Quando a valorização da cultura negra ainda era uma realidade distante, diante da imposição dos padrões eurocentrados, Sérgio Roberto dos Santos já fazia parte de um grupo que se formou para debater o racismo na maior festa de Salvador: o Carnaval.

Foi em meados dos anos 1970 que os amigos abriram caminho para que os negros barrados nos blocos tradicionais pudessem desfilar em uma agremiação, na cidade de maior população negra fora do continente africano.

Nascia ali o primeiro bloco afro do Brasil, o Ilê Ayê, inspirado na luta pelos direitos civis, no movimento Black Power e no ativismo dos Panteras Negras nos Estados Unidos. O Brasil atravessava uma ditadura, enquanto na África do Sul vigorava o apartheid.

Sérgio Roberto dos Santos (1963-2023)
Sérgio Roberto dos Santos (1963-2023) - Aurea Maria de Sant Anna dos Anjos

Em 1975, um ano após a fundação do Ilê, Sérgio Roberto idealizou a Noite da Beleza Negra, que passou a eleger a rainha do bloco no Carnaval, a Deusa do Ébano. Desde então, o concorrido evento pré-carnavalesco atrai gente de todo o mundo.

"Sérgio era um visionário, sempre foi muito inteligente, uma pessoa à frente do nosso tempo", observou Antônio Carlos dos Santos, o Vovô, fundador à frente do bloco. "Desde a fundação do Ilê, a gente fazia a escolha da rainha do bloco, mas partiu dele a ideia de dar mais brilho ao evento", reconhece.

Vovô lembra que, inicialmente, a escolha da rainha era algo improvisada, sem muita divulgação. "Às vezes, alguém ia passando na rua, a gente chamava: não quer participar, não? Quando batizou de Noite da Beleza Negra, mudou tudo", recorda.

À época, as mulheres negras costumavam alisar o cabelo crespo com ferro quente. "O pessoal passou a usar o cabelo trançado, black power, turbante, roupa colorida com tecido africano", descreve.

O crescimento do evento, contudo, não aconteceu sem que houvesse resistência dos tradicionais clubes sociais da capital baiana. "A gente ainda não tinha sede e tinha dificuldade de alugar um espaço.
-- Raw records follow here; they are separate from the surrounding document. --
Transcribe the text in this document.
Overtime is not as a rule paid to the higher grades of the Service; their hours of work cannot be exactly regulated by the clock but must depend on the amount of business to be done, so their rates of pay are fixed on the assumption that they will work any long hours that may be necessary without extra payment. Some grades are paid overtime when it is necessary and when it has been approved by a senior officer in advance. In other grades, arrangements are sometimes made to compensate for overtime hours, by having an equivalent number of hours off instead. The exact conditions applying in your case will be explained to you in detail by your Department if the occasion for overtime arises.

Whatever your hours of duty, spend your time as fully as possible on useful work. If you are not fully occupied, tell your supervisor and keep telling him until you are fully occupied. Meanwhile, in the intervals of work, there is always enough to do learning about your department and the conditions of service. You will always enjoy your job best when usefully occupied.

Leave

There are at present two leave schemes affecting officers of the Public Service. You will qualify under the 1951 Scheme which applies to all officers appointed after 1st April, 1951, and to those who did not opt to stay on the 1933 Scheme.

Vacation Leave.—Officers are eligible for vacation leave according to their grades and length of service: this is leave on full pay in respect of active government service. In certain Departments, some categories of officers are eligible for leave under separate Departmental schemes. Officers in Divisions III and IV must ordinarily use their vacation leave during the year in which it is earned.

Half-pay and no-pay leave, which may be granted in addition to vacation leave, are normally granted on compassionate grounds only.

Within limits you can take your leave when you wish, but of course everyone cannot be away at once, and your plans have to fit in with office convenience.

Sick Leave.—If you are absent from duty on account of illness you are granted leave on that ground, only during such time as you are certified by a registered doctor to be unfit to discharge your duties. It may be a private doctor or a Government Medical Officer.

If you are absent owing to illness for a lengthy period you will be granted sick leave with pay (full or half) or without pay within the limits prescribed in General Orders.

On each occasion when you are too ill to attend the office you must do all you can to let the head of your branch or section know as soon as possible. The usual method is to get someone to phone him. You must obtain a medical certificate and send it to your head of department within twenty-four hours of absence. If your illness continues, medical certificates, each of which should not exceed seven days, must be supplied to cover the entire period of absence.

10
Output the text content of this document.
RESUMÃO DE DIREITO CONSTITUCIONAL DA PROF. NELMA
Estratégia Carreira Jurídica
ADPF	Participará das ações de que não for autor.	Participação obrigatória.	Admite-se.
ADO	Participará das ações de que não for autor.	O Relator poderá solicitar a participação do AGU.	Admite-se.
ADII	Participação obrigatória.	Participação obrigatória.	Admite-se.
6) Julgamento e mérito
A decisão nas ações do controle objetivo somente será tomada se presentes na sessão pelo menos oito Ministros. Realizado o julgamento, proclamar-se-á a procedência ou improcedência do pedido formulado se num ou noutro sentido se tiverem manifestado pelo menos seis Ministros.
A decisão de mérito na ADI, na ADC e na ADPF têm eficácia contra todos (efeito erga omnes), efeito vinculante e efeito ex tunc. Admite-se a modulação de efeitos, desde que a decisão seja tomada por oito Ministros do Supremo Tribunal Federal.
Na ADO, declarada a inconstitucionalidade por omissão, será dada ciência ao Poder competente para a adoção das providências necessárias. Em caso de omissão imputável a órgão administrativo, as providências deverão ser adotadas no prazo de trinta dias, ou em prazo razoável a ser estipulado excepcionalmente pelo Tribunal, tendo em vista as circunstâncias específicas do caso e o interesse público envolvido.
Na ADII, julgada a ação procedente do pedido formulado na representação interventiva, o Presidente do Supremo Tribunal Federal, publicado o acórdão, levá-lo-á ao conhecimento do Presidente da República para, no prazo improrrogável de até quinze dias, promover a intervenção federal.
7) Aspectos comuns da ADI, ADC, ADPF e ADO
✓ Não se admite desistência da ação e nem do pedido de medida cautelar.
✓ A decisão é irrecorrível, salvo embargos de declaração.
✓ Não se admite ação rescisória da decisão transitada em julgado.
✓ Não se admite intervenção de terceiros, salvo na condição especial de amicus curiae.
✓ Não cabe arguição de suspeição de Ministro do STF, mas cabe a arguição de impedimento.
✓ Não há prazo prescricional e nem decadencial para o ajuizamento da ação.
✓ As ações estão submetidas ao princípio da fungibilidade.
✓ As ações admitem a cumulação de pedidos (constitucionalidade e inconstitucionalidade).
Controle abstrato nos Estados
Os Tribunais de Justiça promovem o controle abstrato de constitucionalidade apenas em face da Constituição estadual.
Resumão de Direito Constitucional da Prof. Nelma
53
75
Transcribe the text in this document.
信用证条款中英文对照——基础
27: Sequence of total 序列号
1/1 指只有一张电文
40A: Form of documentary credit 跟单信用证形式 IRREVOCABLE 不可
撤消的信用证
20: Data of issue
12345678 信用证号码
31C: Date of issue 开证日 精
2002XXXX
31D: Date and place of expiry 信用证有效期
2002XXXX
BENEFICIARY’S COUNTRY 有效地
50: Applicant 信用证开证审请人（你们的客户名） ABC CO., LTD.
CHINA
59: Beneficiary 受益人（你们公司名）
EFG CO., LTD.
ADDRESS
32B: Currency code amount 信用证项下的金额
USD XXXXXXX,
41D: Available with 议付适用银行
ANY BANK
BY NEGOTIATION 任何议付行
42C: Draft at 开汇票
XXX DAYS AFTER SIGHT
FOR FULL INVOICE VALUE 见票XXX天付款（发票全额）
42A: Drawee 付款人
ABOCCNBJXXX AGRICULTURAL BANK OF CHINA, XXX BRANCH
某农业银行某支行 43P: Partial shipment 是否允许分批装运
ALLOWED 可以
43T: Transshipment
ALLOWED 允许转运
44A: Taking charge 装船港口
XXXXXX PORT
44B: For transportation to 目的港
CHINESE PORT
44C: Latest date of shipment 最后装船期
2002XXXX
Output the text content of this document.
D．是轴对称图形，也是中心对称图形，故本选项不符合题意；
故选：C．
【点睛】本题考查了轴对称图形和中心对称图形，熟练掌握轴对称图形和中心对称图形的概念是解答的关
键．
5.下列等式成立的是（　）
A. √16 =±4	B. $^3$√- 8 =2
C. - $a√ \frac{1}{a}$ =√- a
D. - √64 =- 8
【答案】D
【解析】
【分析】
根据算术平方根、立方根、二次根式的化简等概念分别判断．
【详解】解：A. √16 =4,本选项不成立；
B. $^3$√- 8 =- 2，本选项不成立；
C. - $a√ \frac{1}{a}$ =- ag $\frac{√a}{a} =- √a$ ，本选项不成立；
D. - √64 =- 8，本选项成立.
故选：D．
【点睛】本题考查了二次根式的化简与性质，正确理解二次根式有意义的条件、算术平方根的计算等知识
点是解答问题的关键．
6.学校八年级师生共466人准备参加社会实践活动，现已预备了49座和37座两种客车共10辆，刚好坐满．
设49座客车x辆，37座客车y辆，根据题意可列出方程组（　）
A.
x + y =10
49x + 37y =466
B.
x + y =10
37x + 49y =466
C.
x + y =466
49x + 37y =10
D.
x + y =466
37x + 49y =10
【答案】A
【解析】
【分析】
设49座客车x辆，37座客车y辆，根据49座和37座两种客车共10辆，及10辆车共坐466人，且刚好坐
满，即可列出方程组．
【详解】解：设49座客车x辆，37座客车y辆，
Os clubes de branco não queriam receber a Beleza Negra", conta.

Com o passar dos anos, além da multidão de anônimos, o evento passou a atrair gente famosa, não só do Brasil, mas do exterior, como a top model Naomi Campbell, o cineasta Spike Lee, e a ativista Graça Machel, viúva de Nelson Mandela, entre outros.

Sobrinha de Sérgio Roberto, a titular da Secretaria de Promoção da Igualdade Racial da Bahia, Ângela Guimarães, se emociona ao falar do tio. "Nós, as sobrinhas mais próximas, éramos como filhas. Foi uma pessoa muito cuidadosa, amorosa, sensível, humana", diz.

Da convivência com o tio fica o estímulo à educação, à leitura, às coisas refinadas e ao ecletismo musical, bem como os ensinamentos de cidadania e o respeito ao próximo. "Não tinha preconceitos. Nos ensinou a tratar a todos com a mesma deferência", afirma.

Um dos 12 filhos de Elza Portela com Sérgio José, Sérgio Roberto dos Santos veio ao mundo em 8 de novembro de 1963 pelas mãos de uma parteira na casa onde passaria a vida, no bairro do Curuzu, um antigo aglomerado de resistência quilombola na capital baiana.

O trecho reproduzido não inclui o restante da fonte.